Oil Spill Media Access: Reporters Still Given The Runaround Even As Public Health Concerns Mount
First Posted: 07- 1-10 12:28 PM | Updated: 07- 1-10 02:53 PM
The latest chapter in the media's ongoing struggle to cover the Gulf Oil Spill comes courtesy of PBS Newshour's Bridget Desimone, who has been working with her colleague, Betty Ann Bowser, in "reporting the health impact of the oil spill in Plaquemines Parish." Desimone reports that on the ground, officials are generally doing a better job answering inquiries and granting access to the clean-up efforts.
But Desimone and Bowser have encountered one "roadblock" that they've struggled to overcome: access to a "federal mobile medical unit" in Venice, Louisiana: "The glorified double-wide trailer sits on a spit of newly graveled land known to some as the "BP compound." Ringed with barbed wire-topped chain link fencing, it's tightly restricted by police and private security guards."
The U.S. Department of Health and Human Services set up the facility on May 31. According to a press release, the medical unit is staffed by "a medical team from the HHS National Disaster Medical System -- a doctor, two nurses, two emergency medical technician paramedics (EMT-P) and a pharmacist."
For over two weeks, my NewsHour colleagues and I reached out to media contacts at HHS, the U.S. Coast Guard and everyone listed as a possible media contact for BP, in an attempt to visit the unit and get a general sense of how many people were being treated there , who they were and what illnesses they had. We got nowhere. It was either "access denied," or no response at all. It was something that none of us had ever encountered while covering a disaster. We're usually at some point provided access to the health services being offered by the federal government.

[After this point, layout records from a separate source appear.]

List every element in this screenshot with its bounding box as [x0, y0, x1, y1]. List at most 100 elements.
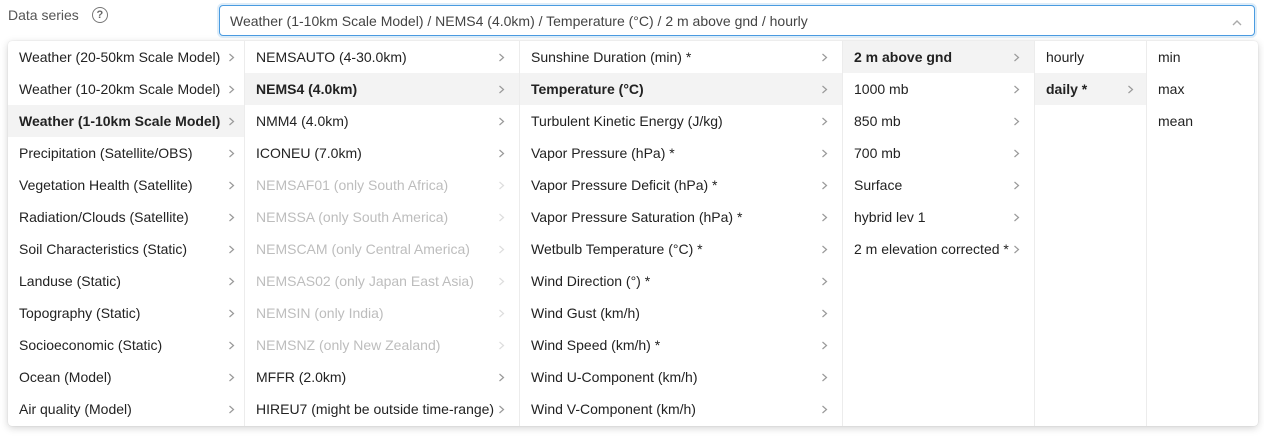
menu-item-label: Ocean (Model) — [19, 369, 112, 385]
menu-item[interactable]: Ocean (Model) — [8, 361, 244, 393]
menu-item[interactable]: hourly — [1035, 41, 1146, 73]
menu-item[interactable]: Sunshine Duration (min) * — [520, 41, 842, 73]
menu-item-label: Precipitation (Satellite/OBS) — [19, 145, 193, 161]
menu-item-label: hourly — [1046, 49, 1085, 65]
menu-item[interactable]: Precipitation (Satellite/OBS) — [8, 137, 244, 169]
menu-item-label: NEMSSA (only South America) — [256, 209, 449, 225]
menu-item[interactable]: min — [1147, 41, 1258, 73]
menu-item[interactable]: Vapor Pressure (hPa) * — [520, 137, 842, 169]
cascader-column-model: NEMSAUTO (4-30.0km) NEMS4 (4.0km) NMM4 (4.… — [245, 41, 520, 426]
chevron-right-icon — [498, 277, 505, 286]
menu-item[interactable]: 2 m elevation corrected * — [843, 233, 1034, 265]
menu-item[interactable]: Wind Gust (km/h) — [520, 297, 842, 329]
menu-item-label: NEMSNZ (only New Zealand) — [256, 337, 441, 353]
menu-item[interactable]: mean — [1147, 105, 1258, 137]
menu-item-label: Wind V-Component (km/h) — [531, 401, 696, 417]
menu-item[interactable]: hybrid lev 1 — [843, 201, 1034, 233]
chevron-right-icon — [498, 245, 505, 254]
menu-item[interactable]: Weather (10-20km Scale Model) — [8, 73, 244, 105]
menu-item-label: Sunshine Duration (min) * — [531, 49, 692, 65]
menu-item-label: Temperature (°C) — [531, 81, 644, 97]
chevron-right-icon — [228, 373, 235, 382]
chevron-right-icon — [821, 181, 828, 190]
menu-item[interactable]: Radiation/Clouds (Satellite) — [8, 201, 244, 233]
chevron-right-icon — [821, 85, 828, 94]
menu-item-label: Vapor Pressure (hPa) * — [531, 145, 675, 161]
cascader-dropdown: Weather (20-50km Scale Model) Weather (10… — [8, 41, 1258, 426]
chevron-right-icon — [1013, 53, 1020, 62]
menu-item[interactable]: MFFR (2.0km) — [245, 361, 519, 393]
menu-item-label: NEMSAUTO (4-30.0km) — [256, 49, 407, 65]
chevron-right-icon — [821, 149, 828, 158]
menu-item[interactable]: Wind U-Component (km/h) — [520, 361, 842, 393]
menu-item-label: max — [1158, 81, 1185, 97]
menu-item-label: Vegetation Health (Satellite) — [19, 177, 193, 193]
menu-item[interactable]: Wind Speed (km/h) * — [520, 329, 842, 361]
chevron-right-icon — [498, 309, 505, 318]
cascader-column-category: Weather (20-50km Scale Model) Weather (10… — [8, 41, 245, 426]
menu-item-label: Radiation/Clouds (Satellite) — [19, 209, 189, 225]
chevron-right-icon — [821, 341, 828, 350]
menu-item[interactable]: Weather (20-50km Scale Model) — [8, 41, 244, 73]
chevron-right-icon — [1013, 117, 1020, 126]
chevron-right-icon — [228, 245, 235, 254]
menu-item-label: ICONEU (7.0km) — [256, 145, 362, 161]
menu-item[interactable]: 700 mb — [843, 137, 1034, 169]
chevron-right-icon — [228, 213, 235, 222]
menu-item[interactable]: Landuse (Static) — [8, 265, 244, 297]
menu-item[interactable]: Vapor Pressure Deficit (hPa) * — [520, 169, 842, 201]
chevron-right-icon — [821, 213, 828, 222]
menu-item-label: min — [1158, 49, 1181, 65]
menu-item-label: Wetbulb Temperature (°C) * — [531, 241, 703, 257]
chevron-right-icon — [228, 53, 235, 62]
menu-item[interactable]: HIREU7 (might be outside time-range) — [245, 393, 519, 425]
menu-item-label: Wind Speed (km/h) * — [531, 337, 661, 353]
data-series-label-row: Data series ? — [8, 5, 108, 25]
menu-item-label: Turbulent Kinetic Energy (J/kg) — [531, 113, 723, 129]
chevron-right-icon — [498, 149, 505, 158]
menu-item-label: 2 m elevation corrected * — [854, 241, 1009, 257]
menu-item[interactable]: Turbulent Kinetic Energy (J/kg) — [520, 105, 842, 137]
menu-item[interactable]: Soil Characteristics (Static) — [8, 233, 244, 265]
menu-item-label: 850 mb — [854, 113, 901, 129]
chevron-right-icon — [1013, 85, 1020, 94]
menu-item[interactable]: daily * — [1035, 73, 1146, 105]
menu-item[interactable]: 2 m above gnd — [843, 41, 1034, 73]
menu-item-label: Soil Characteristics (Static) — [19, 241, 188, 257]
menu-item-label: MFFR (2.0km) — [256, 369, 347, 385]
menu-item-label: Surface — [854, 177, 903, 193]
menu-item[interactable]: 1000 mb — [843, 73, 1034, 105]
chevron-right-icon — [228, 181, 235, 190]
menu-item[interactable]: Wind Direction (°) * — [520, 265, 842, 297]
select-value: Weather (1-10km Scale Model) / NEMS4 (4.… — [230, 12, 808, 29]
menu-item[interactable]: Temperature (°C) — [520, 73, 842, 105]
menu-item[interactable]: Wetbulb Temperature (°C) * — [520, 233, 842, 265]
menu-item[interactable]: max — [1147, 73, 1258, 105]
menu-item[interactable]: NEMSAUTO (4-30.0km) — [245, 41, 519, 73]
chevron-right-icon — [228, 341, 235, 350]
chevron-right-icon — [821, 309, 828, 318]
menu-item[interactable]: Vapor Pressure Saturation (hPa) * — [520, 201, 842, 233]
menu-item[interactable]: Air quality (Model) — [8, 393, 244, 425]
menu-item[interactable]: NMM4 (4.0km) — [245, 105, 519, 137]
menu-item[interactable]: 850 mb — [843, 105, 1034, 137]
menu-item-label: hybrid lev 1 — [854, 209, 926, 225]
menu-item-label: Weather (20-50km Scale Model) — [19, 49, 221, 65]
question-circle-icon[interactable]: ? — [91, 7, 108, 23]
menu-item[interactable]: Surface — [843, 169, 1034, 201]
menu-item[interactable]: ICONEU (7.0km) — [245, 137, 519, 169]
menu-item[interactable]: NEMS4 (4.0km) — [245, 73, 519, 105]
data-series-select[interactable]: Weather (1-10km Scale Model) / NEMS4 (4.… — [219, 5, 1255, 36]
menu-item-label: Topography (Static) — [19, 305, 141, 321]
chevron-right-icon — [821, 245, 828, 254]
menu-item[interactable]: Wind V-Component (km/h) — [520, 393, 842, 425]
chevron-right-icon — [1013, 213, 1020, 222]
cascader-column-variable: Sunshine Duration (min) * Temperature (°C… — [520, 41, 843, 426]
chevron-up-icon[interactable] — [1232, 14, 1242, 26]
menu-item[interactable]: Socioeconomic (Static) — [8, 329, 244, 361]
menu-item-label: Socioeconomic (Static) — [19, 337, 163, 353]
menu-item[interactable]: Topography (Static) — [8, 297, 244, 329]
menu-item: NEMSNZ (only New Zealand) — [245, 329, 519, 361]
menu-item[interactable]: Vegetation Health (Satellite) — [8, 169, 244, 201]
menu-item[interactable]: Weather (1-10km Scale Model) — [8, 105, 244, 137]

From there, Desimone describes the runaround she and Bowser were treated to, in terms with which you are no doubt familiar with by now. When Desimone finally got to speak with Ron Burger, the "Medical Unit Operations Chief for HHS's National Disaster Medical System," she was told that the facility had been treating responders and could not or would not confirm or deny that any area residents had been treated there or turned away.
Concerns over public health in the Gulf region run high. Experts in the field have called for a "coordinated approach to monitoring and researching affected populations." And residents of the region continue to worry about the near-term effects of the clean-up effort and the long-term health impact the oil spill will have on the seafood. They have good reason to be concerned:
One of the first things BP did after oil started gushing into the Gulf was to spray more than 1.1 million gallons of a dispersant with the optimistic name "Corexit" onto the oil. Then BP hired Louisiana fishermen and others to help with cleanup and containment operations. About two weeks later, over seventy workers fell sick, complaining of irritated throats, coughing, shortness of breath and nausea. Seven workers were hospitalized on May 26. Workers were engaged in a variety of different tasks in different places when they got sick: breaking up oil sheen, doing offshore work, burning oil and deploying boom. BP officials speculated that their illnesses were due to food poisoning or other, unrelated reasons, but others pointed out how unlikely these other causes were, since the sick workers were assigned to different locations.
Burger also told Desimone that the facility was being run under the auspices of the "national contingency plan." I'll remind you for the eleventy billionth time that National Incident Commander Thad Allen specifically directed officials on the ground to grant access to the media, in what appears to be the most widely unheard or ignored set of orders in the world.